Friday was my most recent payday. I had some expenses to be paid out so before doing so I quickly checked my bank account to see if my paycheck had hit my account yet and ensure that there was enough money in the account to trigger the payment. I was surprised to see that my paycheck was a little larger than normal. I logged in to my company’s payroll system to check my pay stub and see what might have changed. A quick analysis showed that the 401K deduction was smaller than normal. I scanned the Year-to-Date column and noticed that I have maxed out my 401K contributions for the year. This is the second year in a row where I have done so but also only the second year I have EVER done so.
Since being eligible for a 401K, I have always put 10% in and have not wavered from that. I assumed that 10% was a huge portion and would be more than enough to cover my retirement. I asked around to a few family members and friends and quickly found that 10% was much more than most, if not all, of them contributed. This reinforced my beliefs that I was ahead of the game. Once I began diving into personal finance topics I learned that 10% was probably not going to get it done, especially not if I wanted to retire a little earlier than the norm.
Once I had that realization I began and systematic program of increasing my percentage withheld. I started by increasing my contribution by an additional 1% each year on my birthday. This worked well and was easy to remember since this was a nice little birthday present to myself. The other thing I noticed was that my take-home pay before and after each change was not significantly different. It definitely did not impact my cash flow as much as I expected. So, what I decided to do that that point was to increase my percentage every few months. I add an additional 0.5% or 1%, then adjust to that amount for a few months before doing my next increase. Amazingly, I have barely noticed the difference.
Now that I have hit this major milestone two years in a row, I am motivated to do even more. My new challenge will be to see if I can hit this milestone even earlier in the year next year. Additionally, now that my paycheck is more than usual since that money is no longer deducted, I plan on automatically moving that money to some different savings vehicle. For now, I have set up an auto-transfer for that amount from my checking account to my savings account on each payday. As that amount accumulates, I will deploy it in another vehicle to maximize its impact.
4 thoughts on “I Maxed My 401K”
That’s incredible, good for you. That’s some serious discipline and a great tip about ways to work it up if you aren’t saving now. Try 1% and see if it doesn’t really affect you, then inch upward yearly or every few months. That’s great.

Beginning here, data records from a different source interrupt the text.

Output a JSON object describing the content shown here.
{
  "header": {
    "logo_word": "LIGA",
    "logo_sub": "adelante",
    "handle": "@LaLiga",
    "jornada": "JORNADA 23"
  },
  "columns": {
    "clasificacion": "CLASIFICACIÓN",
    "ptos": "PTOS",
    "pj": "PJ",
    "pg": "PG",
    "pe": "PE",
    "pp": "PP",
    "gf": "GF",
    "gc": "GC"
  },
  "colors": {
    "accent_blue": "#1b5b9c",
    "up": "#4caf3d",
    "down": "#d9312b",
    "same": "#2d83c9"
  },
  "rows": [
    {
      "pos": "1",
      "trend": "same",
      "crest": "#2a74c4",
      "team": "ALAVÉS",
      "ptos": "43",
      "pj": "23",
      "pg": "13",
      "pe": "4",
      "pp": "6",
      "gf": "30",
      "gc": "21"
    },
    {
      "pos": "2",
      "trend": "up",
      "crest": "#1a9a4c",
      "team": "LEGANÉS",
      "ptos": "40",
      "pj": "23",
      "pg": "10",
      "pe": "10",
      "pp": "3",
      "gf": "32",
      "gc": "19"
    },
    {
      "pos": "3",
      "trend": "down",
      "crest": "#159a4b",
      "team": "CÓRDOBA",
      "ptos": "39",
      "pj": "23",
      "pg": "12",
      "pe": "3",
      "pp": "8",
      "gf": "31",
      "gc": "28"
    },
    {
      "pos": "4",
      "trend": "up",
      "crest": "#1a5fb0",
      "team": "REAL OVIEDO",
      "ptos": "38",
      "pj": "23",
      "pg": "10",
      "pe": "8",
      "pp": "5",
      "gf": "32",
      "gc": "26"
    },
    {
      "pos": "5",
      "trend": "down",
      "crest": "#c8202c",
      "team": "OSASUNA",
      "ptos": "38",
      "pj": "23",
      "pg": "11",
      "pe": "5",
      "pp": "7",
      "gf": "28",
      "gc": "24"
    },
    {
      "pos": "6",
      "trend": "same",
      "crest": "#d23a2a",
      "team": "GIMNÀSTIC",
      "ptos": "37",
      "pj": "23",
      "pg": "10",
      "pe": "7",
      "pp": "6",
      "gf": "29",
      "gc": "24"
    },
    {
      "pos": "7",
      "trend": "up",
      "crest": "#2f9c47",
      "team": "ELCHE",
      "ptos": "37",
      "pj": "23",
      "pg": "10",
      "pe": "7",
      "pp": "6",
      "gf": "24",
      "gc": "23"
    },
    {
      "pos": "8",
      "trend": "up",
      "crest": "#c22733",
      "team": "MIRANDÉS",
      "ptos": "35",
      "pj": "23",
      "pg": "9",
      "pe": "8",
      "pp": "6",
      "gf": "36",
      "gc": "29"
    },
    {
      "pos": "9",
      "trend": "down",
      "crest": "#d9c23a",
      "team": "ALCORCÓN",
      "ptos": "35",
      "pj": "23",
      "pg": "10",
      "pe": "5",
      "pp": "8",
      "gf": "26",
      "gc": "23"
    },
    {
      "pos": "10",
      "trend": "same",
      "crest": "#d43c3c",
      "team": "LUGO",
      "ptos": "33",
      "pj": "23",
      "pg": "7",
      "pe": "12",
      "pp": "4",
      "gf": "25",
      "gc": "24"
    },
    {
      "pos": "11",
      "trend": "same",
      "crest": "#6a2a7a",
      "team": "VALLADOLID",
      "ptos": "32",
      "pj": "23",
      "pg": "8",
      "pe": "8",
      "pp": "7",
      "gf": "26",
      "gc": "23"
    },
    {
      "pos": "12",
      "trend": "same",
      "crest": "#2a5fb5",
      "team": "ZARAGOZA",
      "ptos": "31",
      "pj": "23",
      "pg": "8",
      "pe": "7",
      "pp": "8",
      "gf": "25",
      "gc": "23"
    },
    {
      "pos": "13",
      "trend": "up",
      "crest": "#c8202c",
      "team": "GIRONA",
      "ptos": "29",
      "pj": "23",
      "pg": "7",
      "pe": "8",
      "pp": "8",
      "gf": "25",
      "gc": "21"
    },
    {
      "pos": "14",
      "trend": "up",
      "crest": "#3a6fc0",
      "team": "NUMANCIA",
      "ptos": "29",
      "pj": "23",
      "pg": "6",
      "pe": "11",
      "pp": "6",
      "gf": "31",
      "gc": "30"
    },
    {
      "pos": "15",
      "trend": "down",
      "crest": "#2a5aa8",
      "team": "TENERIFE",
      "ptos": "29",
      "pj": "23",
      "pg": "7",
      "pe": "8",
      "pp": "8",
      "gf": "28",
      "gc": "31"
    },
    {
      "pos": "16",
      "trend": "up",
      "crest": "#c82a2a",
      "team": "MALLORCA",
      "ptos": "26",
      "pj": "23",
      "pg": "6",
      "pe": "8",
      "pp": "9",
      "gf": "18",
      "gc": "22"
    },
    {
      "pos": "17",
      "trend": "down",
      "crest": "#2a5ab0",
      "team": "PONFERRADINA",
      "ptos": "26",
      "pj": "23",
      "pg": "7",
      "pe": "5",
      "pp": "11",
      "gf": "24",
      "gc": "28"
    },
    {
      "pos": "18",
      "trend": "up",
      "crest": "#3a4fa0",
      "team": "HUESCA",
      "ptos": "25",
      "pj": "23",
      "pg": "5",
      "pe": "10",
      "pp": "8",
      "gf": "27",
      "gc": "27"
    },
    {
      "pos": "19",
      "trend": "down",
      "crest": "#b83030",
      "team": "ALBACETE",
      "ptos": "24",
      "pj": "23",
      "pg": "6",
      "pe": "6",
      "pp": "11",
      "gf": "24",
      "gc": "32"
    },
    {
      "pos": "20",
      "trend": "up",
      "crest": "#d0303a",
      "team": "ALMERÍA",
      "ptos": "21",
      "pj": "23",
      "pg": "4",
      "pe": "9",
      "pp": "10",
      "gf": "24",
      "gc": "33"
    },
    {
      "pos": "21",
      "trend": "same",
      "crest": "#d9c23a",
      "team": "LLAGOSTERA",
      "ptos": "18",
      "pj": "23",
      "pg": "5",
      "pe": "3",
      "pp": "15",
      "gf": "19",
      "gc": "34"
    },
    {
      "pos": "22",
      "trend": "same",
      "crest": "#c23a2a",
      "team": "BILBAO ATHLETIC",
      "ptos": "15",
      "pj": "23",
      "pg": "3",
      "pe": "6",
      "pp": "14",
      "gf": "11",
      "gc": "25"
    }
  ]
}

Thanks Pete. These types of savings are pretty boring overall but hitting such a milestone certainly gives me a boost.
Great stuff. Depending on if your company matches, and how your 401K is set up, be careful on maxing out too early in the year. In some cases once you stop contributing then your company stops as well.
Good insight, thanks for sharing. My current company is not in a position to match 401K contributions so I did not factor any matching money into my current plans.